Below you’ll see a sample response from a streaming ChatCompletion when including the stream_options property. In the chunk before the final chunk (there is a final check not visible in this image), the usage statistics are provided and can be extracted.

This provides a much better option than trying to calculate this yourself. I tested this with 3.5-turbo and 4o (both with text and images) and it gave me back the token usage as expected (I’m using API version 2024-02-01). I threw together some very simple (and if it’s coming from me it’s likely gonna be simple because my coding skills leave a lot to be desired) to capture these metrics and return them as part of the completion.

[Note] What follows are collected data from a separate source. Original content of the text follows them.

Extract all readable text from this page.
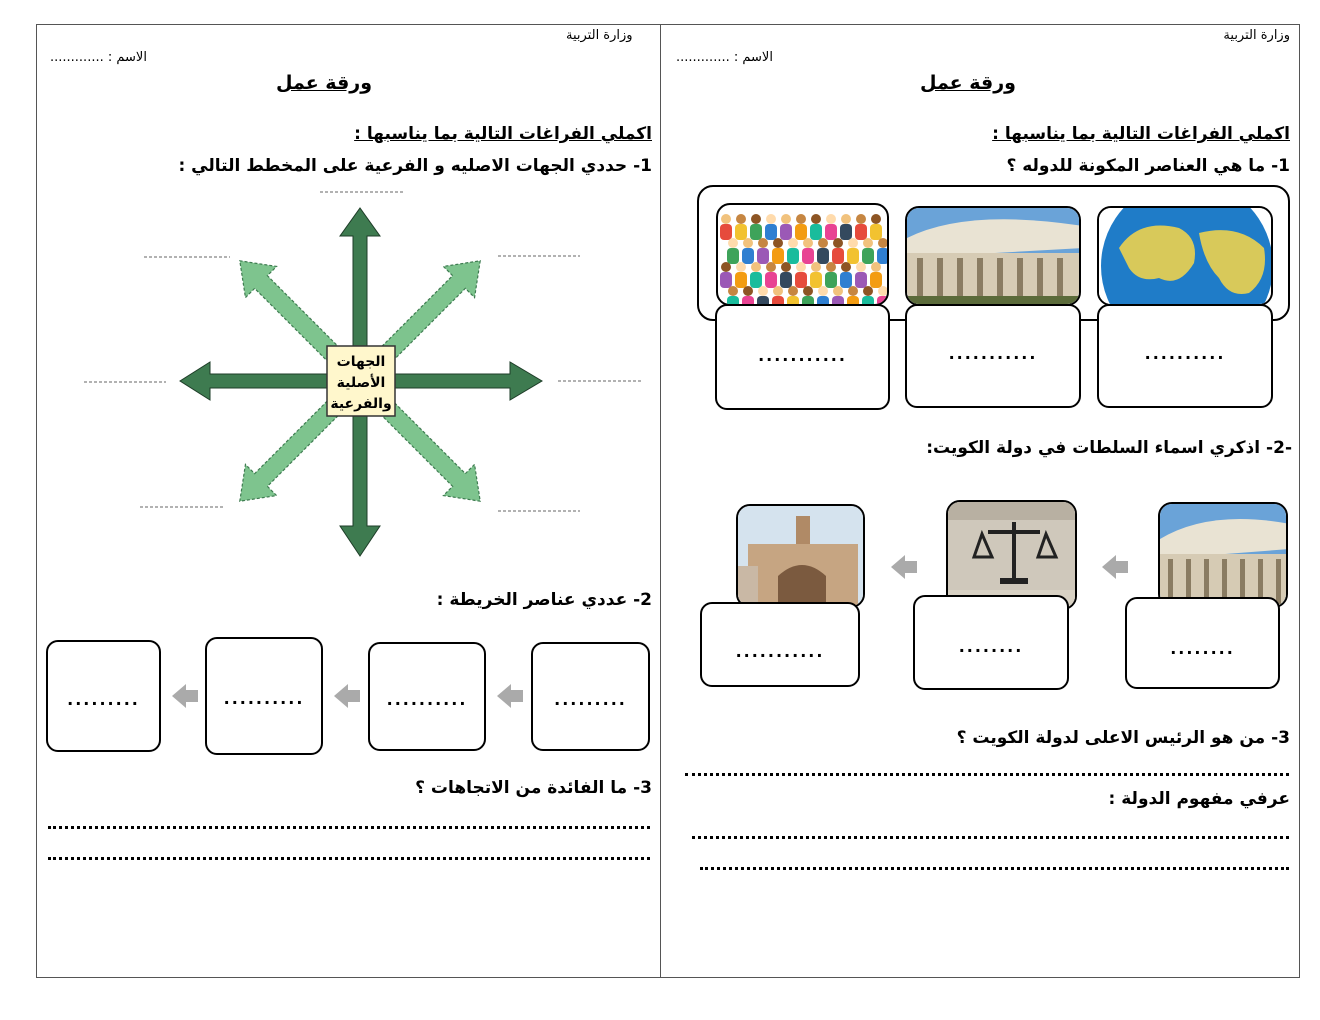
وزارة التربية
الاسم : .............
ورقة عمل
اكملي الفراغات التالية بما يناسبها :
1- ما هي العناصر المكونة للدوله ؟
..........
...........
...........
-2- اذكري اسماء السلطات في دولة الكويت:
........
........
...........
3- من هو الرئيس الاعلى لدولة الكويت ؟
عرفي مفهوم الدولة :
وزارة التربية
الاسم : .............
ورقة عمل
اكملي الفراغات التالية بما يناسبها :
1- حددي الجهات الاصليه و الفرعية على المخطط التالي :
الجهات
الأصلية
والفرعية
2- عددي عناصر الخريطة :
.........
..........
..........
.........
3- ما الفائدة من الاتجاهات ؟
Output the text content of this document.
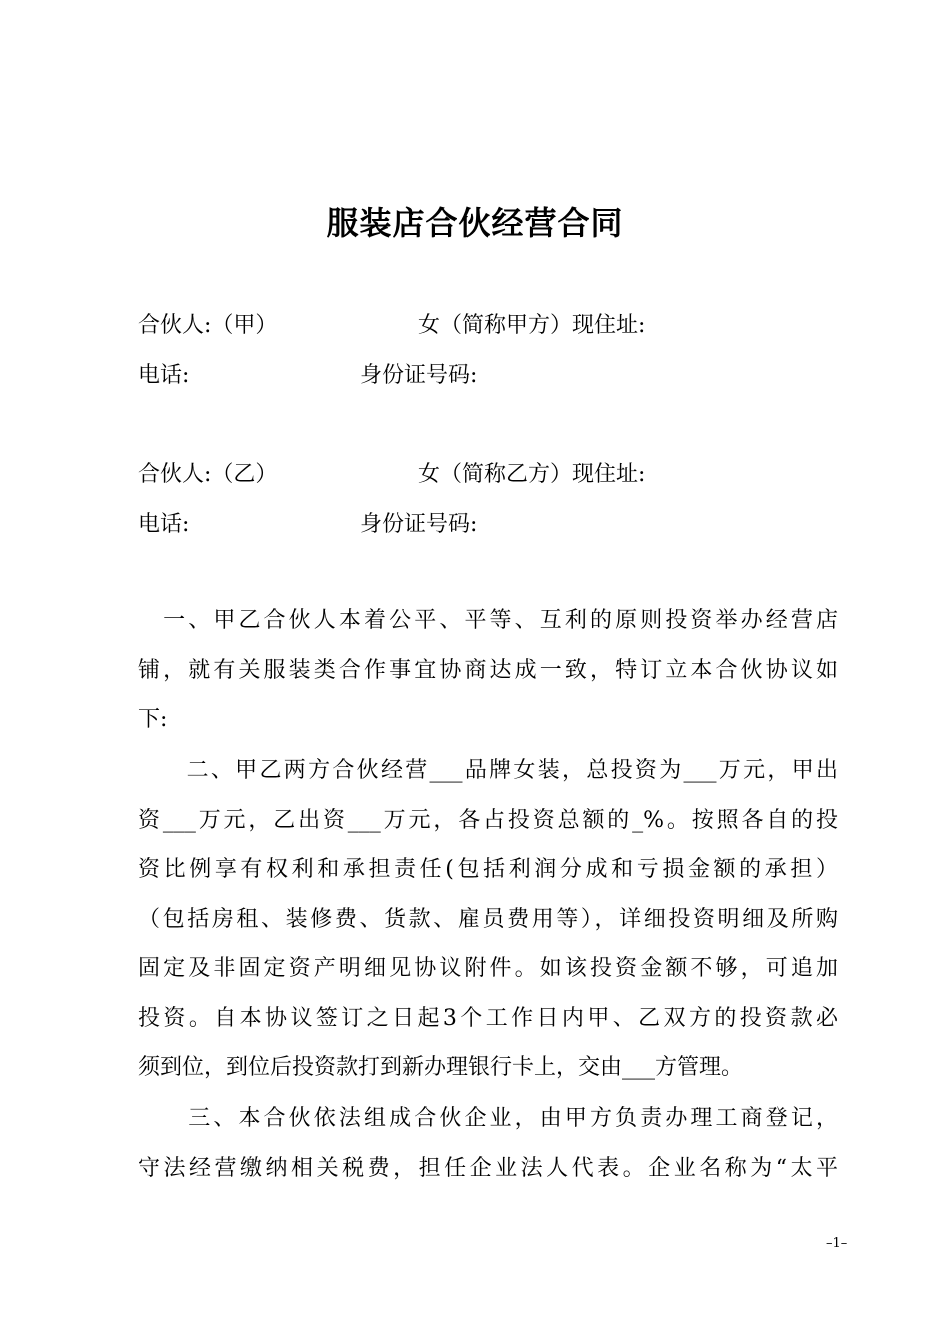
服装店合伙经营合同
合伙人:（甲）	女（简称甲方）现住址:
电话:	身份证号码:
合伙人:（乙）	女（简称乙方）现住址:
电话:	身份证号码:
　一、甲乙合伙人本着公平、平等、互利的原则投资举办经营店
铺，就有关服装类合作事宜协商达成一致，特订立本合伙协议如
下:
　　二、甲乙两方合伙经营___品牌女装，总投资为___万元，甲出
资___万元，乙出资___万元，各占投资总额的_%。按照各自的投
资比例享有权利和承担责任(包括利润分成和亏损金额的承担）
（包括房租、装修费、货款、雇员费用等），详细投资明细及所购
固定及非固定资产明细见协议附件。如该投资金额不够，可追加
投资。自本协议签订之日起3个工作日内甲、乙双方的投资款必
须到位，到位后投资款打到新办理银行卡上，交由___方管理。
　　三、本合伙依法组成合伙企业，由甲方负责办理工商登记，
守法经营缴纳相关税费，担任企业法人代表。企业名称为“太平
–1–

# Class to support completion and token usage
class ChatMessage:
    def __init__(self, full_response, prompt_tokens, completion_tokens, total_tokens):
        self.full_response = full_response
        self.prompt_tokens = prompt_tokens
        self.completion_tokens = completion_tokens
        self.total_tokens = total_tokens

# Streaming chat completions
async def get_streaming_chat_completion(client, deployment_name, messages, max_tokens):
    response = client.chat.completions.create(
        model=deployment_name,
        messages=messages,
        max_tokens=max_tokens,
        stream=True,
        stream_options={
            "include_usage": True
        }
    )
    assistant_message = st.chat_message("assistant")
    full_response = ""

    with assistant_message:
        message_placeholder = st.empty()

    # Intialize token counts
    t_tokens = 0
    c_tokens = 0
    p_tokens = 0
    usage_dict = None


    for chunk in response:
        if chunk.usage:
            usage_dict = chunk.usage
            if p_tokens == 0:
                p_tokens = usage_dict.prompt_tokens
                c_tokens = usage_dict.completion_tokens
                t_tokens = usage_dict.total_tokens

        if hasattr(chunk, 'choices') and chunk.choices:
            content = chunk.choices[0].delta.content
            if content is not None:
                full_response += content
                message_placeholder.markdown(full_response)

    if full_response == "":
        full_response = "Sorry, I was unable to generate a response."

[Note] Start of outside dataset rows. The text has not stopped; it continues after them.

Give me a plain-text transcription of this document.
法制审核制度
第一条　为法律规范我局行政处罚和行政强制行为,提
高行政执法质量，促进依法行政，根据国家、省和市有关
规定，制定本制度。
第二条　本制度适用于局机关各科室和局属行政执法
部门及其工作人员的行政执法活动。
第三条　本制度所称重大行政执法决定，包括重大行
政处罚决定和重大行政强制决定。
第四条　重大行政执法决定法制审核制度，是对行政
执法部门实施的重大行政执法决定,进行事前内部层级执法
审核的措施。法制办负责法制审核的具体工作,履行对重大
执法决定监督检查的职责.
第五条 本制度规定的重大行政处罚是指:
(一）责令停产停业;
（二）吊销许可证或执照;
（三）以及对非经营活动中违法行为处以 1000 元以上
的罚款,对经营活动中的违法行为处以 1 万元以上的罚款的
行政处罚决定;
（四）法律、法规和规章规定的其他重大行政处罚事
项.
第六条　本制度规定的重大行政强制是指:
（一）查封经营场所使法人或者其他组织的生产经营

    return ChatMessage(full_response, p_tokens, c_tokens, t_tokens)

For those of using APIM as a Generative AI Gateway, you won’t have to worry about this for most of the OpenAI models offered through AOAI because the policy snippet I mentioned earlier will be improved to support additional models beyond what it supports today. For those of you using third-party gateways, this is likely relevant and may help to simplify your code and eliminate the discrepancies you see from calculating token usage yourself vs what you’re seeing displayed within the AOAI instance.

Well folks, this post was short and sweet. Hopefully this small tidbit of information helps a few folks out there who were going the tokenizer route. Any simplification these days is welcome!